-- Posted Friday, 30 January 2009 | Digg This Article | Source: GoldSeek.com
Rick’s Picks
Friday, January 30, 2009
“Phenomenally accurate forecasts”
We weren’t trying to be unkind when we wrote here yesterday that Obama’s $825 billion stimulus plan didn’t have a prayer of succeeding. We wish our new President all possible success, really, but our good feelings stop short of believing that he can cure a credit bust with galactic new quantities of public borrowing. Yeah, right, Keynes said it could be done. But with all the critical scrutiny that that Keynes’ misconceived ideas have been attracting lately, even neo-Fabian hacks like Paul Krugman may eventually be forced to concede that fiscal stimulus failed miserably in its goal of lifting the U.S. from the economic mire of the 1930s. Another crackpot notion about that era that long ago wilted under the light of truth is that the Fed turned the 1929 Crash into a Depression by tightening credit. The statistical record says the opposite is true – that the Fed eased frantically, to no avail.
The only popular theory about the causes of the crash that still holds up is that the Smoot-Hawley tariff was the straw that broke the camel’s back. For sure. But is the lesson still so pungent that a Democratic Congress will champion free trade, as it absolutely must? We shall see. But one is hardly reassured by the Cyclopean dimensions of Obama’s stimulus sausage. In purely economic terms, the effort is doomed simply because it will borrow vast sums of capital for purposes that cannot possibly improve the economy other than superficially.

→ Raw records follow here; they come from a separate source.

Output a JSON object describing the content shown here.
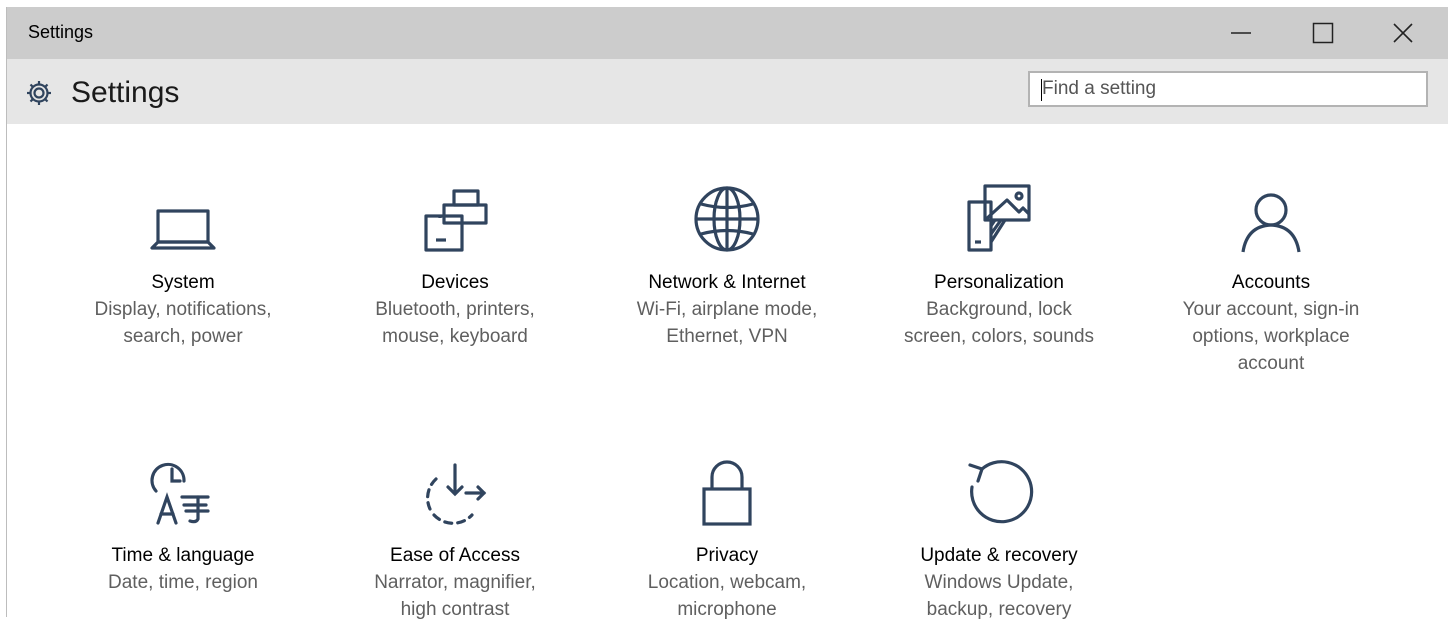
{
  "window": {
    "title": "Settings"
  },
  "header": {
    "title": "Settings",
    "search_placeholder": "Find a setting"
  },
  "colors": {
    "icon": "#30445e",
    "titlebar": "#cccccc",
    "header": "#e6e6e6"
  },
  "categories": [
    {
      "name": "System",
      "desc_line1": "Display, notifications,",
      "desc_line2": "search, power",
      "desc_line3": "",
      "icon": "laptop-icon"
    },
    {
      "name": "Devices",
      "desc_line1": "Bluetooth, printers,",
      "desc_line2": "mouse, keyboard",
      "desc_line3": "",
      "icon": "devices-icon"
    },
    {
      "name": "Network & Internet",
      "desc_line1": "Wi-Fi, airplane mode,",
      "desc_line2": "Ethernet, VPN",
      "desc_line3": "",
      "icon": "globe-icon"
    },
    {
      "name": "Personalization",
      "desc_line1": "Background, lock",
      "desc_line2": "screen, colors, sounds",
      "desc_line3": "",
      "icon": "personalization-icon"
    },
    {
      "name": "Accounts",
      "desc_line1": "Your account, sign-in",
      "desc_line2": "options, workplace",
      "desc_line3": "account",
      "icon": "person-icon"
    },
    {
      "name": "Time & language",
      "desc_line1": "Date, time, region",
      "desc_line2": "",
      "desc_line3": "",
      "icon": "time-language-icon"
    },
    {
      "name": "Ease of Access",
      "desc_line1": "Narrator, magnifier,",
      "desc_line2": "high contrast",
      "desc_line3": "",
      "icon": "ease-of-access-icon"
    },
    {
      "name": "Privacy",
      "desc_line1": "Location, webcam,",
      "desc_line2": "microphone",
      "desc_line3": "",
      "icon": "lock-icon"
    },
    {
      "name": "Update & recovery",
      "desc_line1": "Windows Update,",
      "desc_line2": "backup, recovery",
      "desc_line3": "",
      "icon": "refresh-icon"
    }
  ]
}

Just how superficially beggars belief. We had initially taken Obama at his word, that there was plenty of stimulus in this bill for business and capital investment. In fact, to describe this mephitic heap of political rejectamenta as a legislative sausage is to slander the meat-packing industry. The stimulus is mostly a huge expansion of transfer payments to what TheWall Street Journal labeled a “40-Year Wish List” of Federal programs. Here’s a partial accounting: $81 billion for Medicaid; $36 billion for expanded unemployment benefits; $20 billion for food stamps; $83 billion for the earned income credit for people who don’t pay taxes; and $54 billion for programs that the OMB has criticized as “ineffective.” And there’s the “little” stuff: $6 billion for mass transit; $8 billion for renewable energy; $600 million for the government to buy new cars, adding to an existing $3 billion budget for a fleet of 600,000; and $7 billion for modernizing federal buildings and facilities. It goes on and on.
See anything in there for you? We didn’t think so. But consider yourself lucky if you are not on the taxpaying end of it. If Americans were to look at these huge outlays as an investment in the nation’s future, many who are destined to pay for it would be horrified by the details.